What is a coronavirus?

Coronaviruses consist of a core of genetic material, enclosed within an envelope of protein spikes, which resembles a crown (or, in Latin, corona). They are a large group of viruses that cause respiratory diseases and, sometimes gastrointestinal symptoms.

Diseases can range from the common cold to pneumonia, which can be fatal. In most people symptoms are mild, but some types can cause severe disease.

These include severe acute respiratory syndrome (SARS), first discovered in China in 2003, or Middle East respiratory syndrome (MERS), which originated in Saudi Arabia in 2012. MERS caused more than 2,400 cases and 850 deaths, and more than 800 people were killed by SARS.

It has been estimated that 20 per cent of patients infected with the novel coronavirus 2019-nCoV have severe symptoms. People who have other health problems (such as asthma, diabetes and cardiovascular disease) are particularly vulnerable.

How deadly is novel coronavirus?

Emergency room nurses wear face masks at Second People’s Hospital of Shenzhen in China., by Man Yi

As of Monday February 3, 361 people had died from novel coronavirus (2019-nCoV). This represents about 2 per cent of cases. By comparison, around 25 per cent of MERS cases resulted in the death of the patient.

However, at this stage it is still too early to determine how deadly the virus is: thousands of patients are being tested, with around 2,110 in a serious condition, and it is not yet known how these cases will evolve.

Where does the virus come from?The first cases of novel coronavirus occurred in a group of people with pneumonia, linked to a seafood and live animal market in Wuhan, where many fish, reptiles, bats and other live and dead animals were traded. The disease then spread from those who were sick, to family members and healthcare workers.

Coronaviruses circulate in a range of animals and can sometimes make the jump from animals to humans, via process known as a “spillover”, which can occur due to a mutation in the virus, or increased contact between animals and humans.

It is not yet known how novel coronavirus was first transmitted to humans: in the case of MERS, it is known that people caught the virus via direct or indirect contact with infected camels, and SARS originated in civet cats.

Is the virus transmitted from person to person?

The transmission of the virus from person to person has occurred mainly in the city of Wuhan, the epicenter of the outbreak, but also in other parts of China and outside the country.

The exact way that the disease is transmitted is yet to be determined but, in general, respiratory diseases are spread via drops of fluids when someone coughs or sneezes, or by touching a surface infected with the virus.

According to Chinese scientists, people who get the virus are contagious even before they show symptoms. The incubation period –  the period from when the infection occurs until symptoms develop – is between 1 and 14 days.

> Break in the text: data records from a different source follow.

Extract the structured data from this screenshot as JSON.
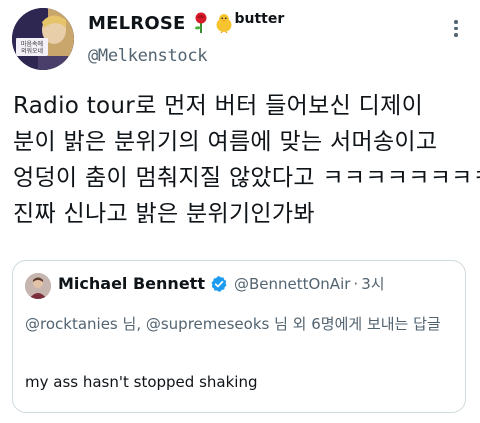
{
  "author": {
    "display_name": "MELROSE",
    "name_suffix": "butter",
    "handle": "@Melkenstock",
    "avatar_sign_line1": "마음속에",
    "avatar_sign_line2": "외워오네"
  },
  "tweet": {
    "lines": [
      "Radio tour로 먼저 버터 들어보신 디제이",
      "분이 밝은 분위기의 여름에 맞는 서머송이고",
      "엉덩이 춤이 멈춰지질 않았다고 ㅋㅋㅋㅋㅋㅋㅋㅋ",
      "진짜 신나고 밝은 분위기인가봐"
    ]
  },
  "quoted_tweet": {
    "name": "Michael Bennett",
    "handle": "@BennettOnAir",
    "separator": "·",
    "time": "3시",
    "reply_mention_1": "@rocktanies",
    "reply_text_1": " 님, ",
    "reply_mention_2": "@supremeseoks",
    "reply_text_2": " 님 외 6명에게 보내는 답글",
    "body": "my ass hasn't stopped shaking"
  },
  "colors": {
    "text": "#0f1419",
    "secondary": "#536471",
    "verified": "#1d9bf0",
    "border": "#cfd9de"
  }
}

How fast is the virus spreading?

A large number of new cases are being reported on a daily basis (in the 24 hours period between February 1 and February 2, for example, over 2,590 new cases were confirmed in China), but this is not surprising, as more and more controls are being put in place to detect and confirm infections.

The total number of cases is expected to be much greater in the coming weeks.

What can I do to protect myself?

There is no vaccine currently available to treat novel coronavirus, but WHO is recommending several precautionary and hygienic measures. For example:
•    Avoid direct contact with people suffering from acute respiratory infections,
•    Wash your hands frequently, especially after direct contact with sick people or their surroundings,
•    Avoid direct contact with farm animals or wild animals, living or dead,
•    People with symptoms of a severe respiratory infection should try to keep their distance from other people, and cover their nose and mouth when sneezing or coughing.

Detailed information on novel coronavirus, including daily situation reports, can be found on the WHO website.